New recycling options for printed PP films

The research initiative PrintCYC, a recycling consortium, of which German machinery firm Kiefel GmbH is a member, has gained further insights into promoting the circular economy of plastic packaging through material recycling. PU-based printing inks allowed the production of colour-stable, odourless and defect-free recyclates from fully printed PP-based packaging films by mechanical material recycling, incorporated into flat films without any problems and deep-drawn on thermoforming machines from Kiefel with lower energy consumption.

This, Kiefel says, will open up new possibilities for recycling post-industrial printed film waste and potential for zero-waste production along the value chain of PP-based packaging for packaging manufacturers.

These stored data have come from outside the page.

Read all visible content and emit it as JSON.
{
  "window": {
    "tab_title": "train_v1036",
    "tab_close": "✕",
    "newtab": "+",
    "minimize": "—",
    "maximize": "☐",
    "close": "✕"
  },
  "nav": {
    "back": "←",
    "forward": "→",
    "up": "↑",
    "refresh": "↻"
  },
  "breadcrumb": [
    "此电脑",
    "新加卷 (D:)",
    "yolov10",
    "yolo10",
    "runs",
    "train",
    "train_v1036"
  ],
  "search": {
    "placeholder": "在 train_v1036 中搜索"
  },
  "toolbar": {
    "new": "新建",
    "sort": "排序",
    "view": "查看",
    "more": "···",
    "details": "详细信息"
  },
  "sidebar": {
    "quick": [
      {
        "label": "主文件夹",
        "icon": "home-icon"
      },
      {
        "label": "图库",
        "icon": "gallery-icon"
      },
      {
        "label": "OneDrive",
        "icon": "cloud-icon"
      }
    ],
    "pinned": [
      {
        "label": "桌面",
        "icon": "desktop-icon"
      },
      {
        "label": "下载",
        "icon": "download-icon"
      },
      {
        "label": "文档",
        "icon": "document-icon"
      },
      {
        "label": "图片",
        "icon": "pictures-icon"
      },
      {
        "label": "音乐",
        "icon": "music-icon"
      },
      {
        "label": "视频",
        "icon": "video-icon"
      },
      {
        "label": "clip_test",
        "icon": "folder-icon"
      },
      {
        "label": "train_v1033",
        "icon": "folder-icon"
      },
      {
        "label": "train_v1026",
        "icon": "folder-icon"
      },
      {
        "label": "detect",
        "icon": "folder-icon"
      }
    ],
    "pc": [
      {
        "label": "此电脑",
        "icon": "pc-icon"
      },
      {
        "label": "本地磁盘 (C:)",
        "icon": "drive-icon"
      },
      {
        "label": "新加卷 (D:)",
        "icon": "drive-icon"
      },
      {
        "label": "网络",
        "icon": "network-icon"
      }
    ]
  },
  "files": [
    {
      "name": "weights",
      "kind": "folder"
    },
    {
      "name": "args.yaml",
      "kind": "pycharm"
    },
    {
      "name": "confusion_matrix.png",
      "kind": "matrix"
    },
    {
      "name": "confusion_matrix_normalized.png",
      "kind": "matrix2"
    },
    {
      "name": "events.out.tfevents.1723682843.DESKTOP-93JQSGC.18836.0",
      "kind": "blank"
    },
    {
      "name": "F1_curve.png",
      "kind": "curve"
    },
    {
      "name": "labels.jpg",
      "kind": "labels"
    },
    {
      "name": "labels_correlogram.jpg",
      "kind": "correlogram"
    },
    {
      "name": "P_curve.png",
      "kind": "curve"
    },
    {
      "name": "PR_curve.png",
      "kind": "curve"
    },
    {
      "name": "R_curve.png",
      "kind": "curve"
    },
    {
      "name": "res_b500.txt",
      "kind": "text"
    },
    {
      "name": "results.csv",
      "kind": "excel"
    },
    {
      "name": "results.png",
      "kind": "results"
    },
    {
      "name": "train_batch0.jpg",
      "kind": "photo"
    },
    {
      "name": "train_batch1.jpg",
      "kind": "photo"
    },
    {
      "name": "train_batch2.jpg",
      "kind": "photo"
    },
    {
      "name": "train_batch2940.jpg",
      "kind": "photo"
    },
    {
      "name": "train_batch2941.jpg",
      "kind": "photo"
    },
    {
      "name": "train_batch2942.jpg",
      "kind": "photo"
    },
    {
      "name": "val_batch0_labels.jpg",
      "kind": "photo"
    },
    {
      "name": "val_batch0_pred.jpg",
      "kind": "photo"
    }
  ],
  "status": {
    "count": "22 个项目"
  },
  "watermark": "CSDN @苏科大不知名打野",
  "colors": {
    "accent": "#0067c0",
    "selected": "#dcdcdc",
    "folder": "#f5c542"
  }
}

Kiefel adds it has successfully thermoformed both coloured trays and cups from the re-cycled PP flat films, on the KMD and KTR series machines. "The machine settings practically did not have to be changed from processing of new material," emphasises Olaf Tanner, Head of Project and Product Management in the Packaging division at Kiefel.

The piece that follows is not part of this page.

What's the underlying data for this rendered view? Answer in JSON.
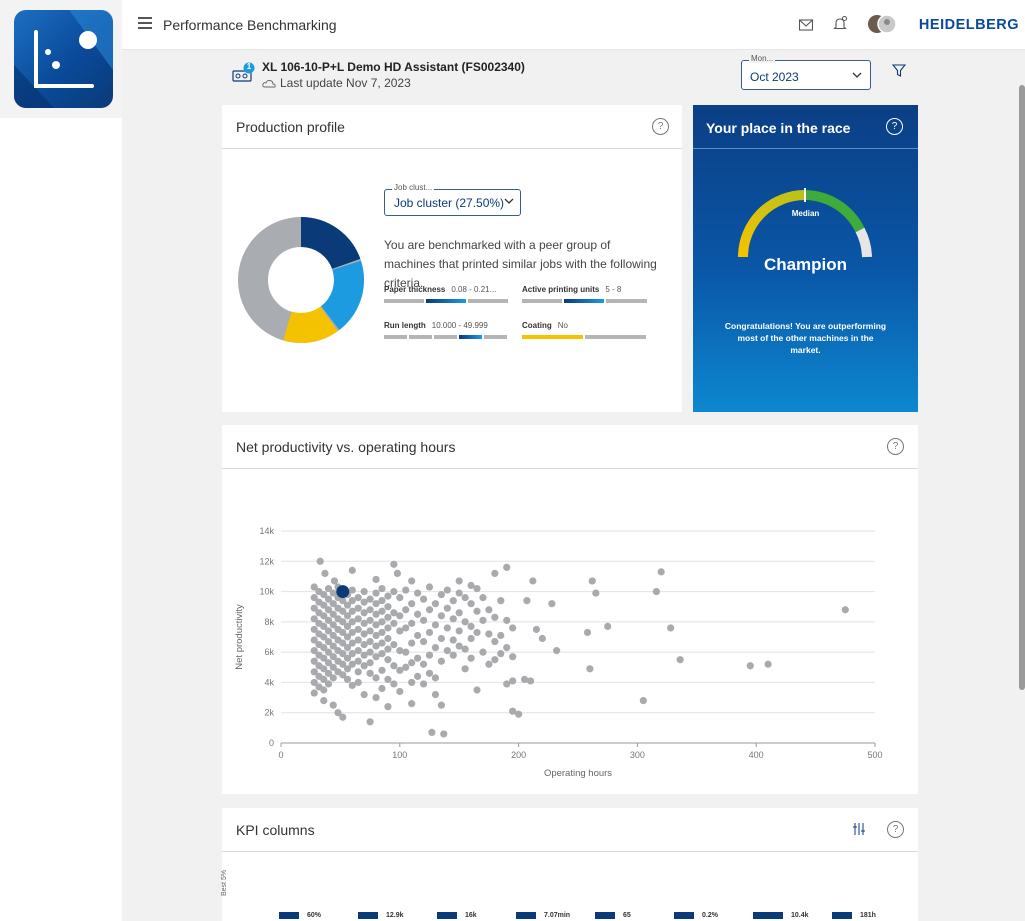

"The shape, appearance and functionality of the deep-drawn, recycled pack-aging is so good that it represents a real alternative to non-food packaging made from virgin material."

In addition, with the increasing proportion of recycled material, savings of up to 20% in heating energy could be observed in the production of deep-drawn PP cups compared to virgin material. This effect can even be further enhanced through the use of dark recyclates due to the better heat absorption.

“As a result, we can operate our machines with a shorter heating time,” adds Tanner.

This opens up interesting possibilities for packaging manufacturers to reduce the proportion of new materials in their containers, the firm says.

The recyclates have also been incorporated up to 100% into the middle layer of ABA flat film structures of different thicknesses (500 μm, 800 μm) without any issues. The use of extrusion technology, equipped with a single screw without degassing or a twin screw with degassing, has proven equally suitable for producing colour films free of defects and odours with thickness uniformity and stretchability.

PrintCYC is an initiative along the entire packaging value chain for the recycling of printed films. The consortium says it utilises fact-based industrial tests to showcase solutions for a circular economy of printed PP-based packaging films. The initiative includes the machine suppliers Brückner Maschinenbau. Kiefel and PackSys Global, Profol, the specialist for flat films made of PP, printing ink manufacturer hubergroup Print Solutions, and Erema, the specialist for recycling technology. The initiative is coordinated by Dr. Annett Kaeding-Koppers, an independent consultant for sustainable packaging solutions.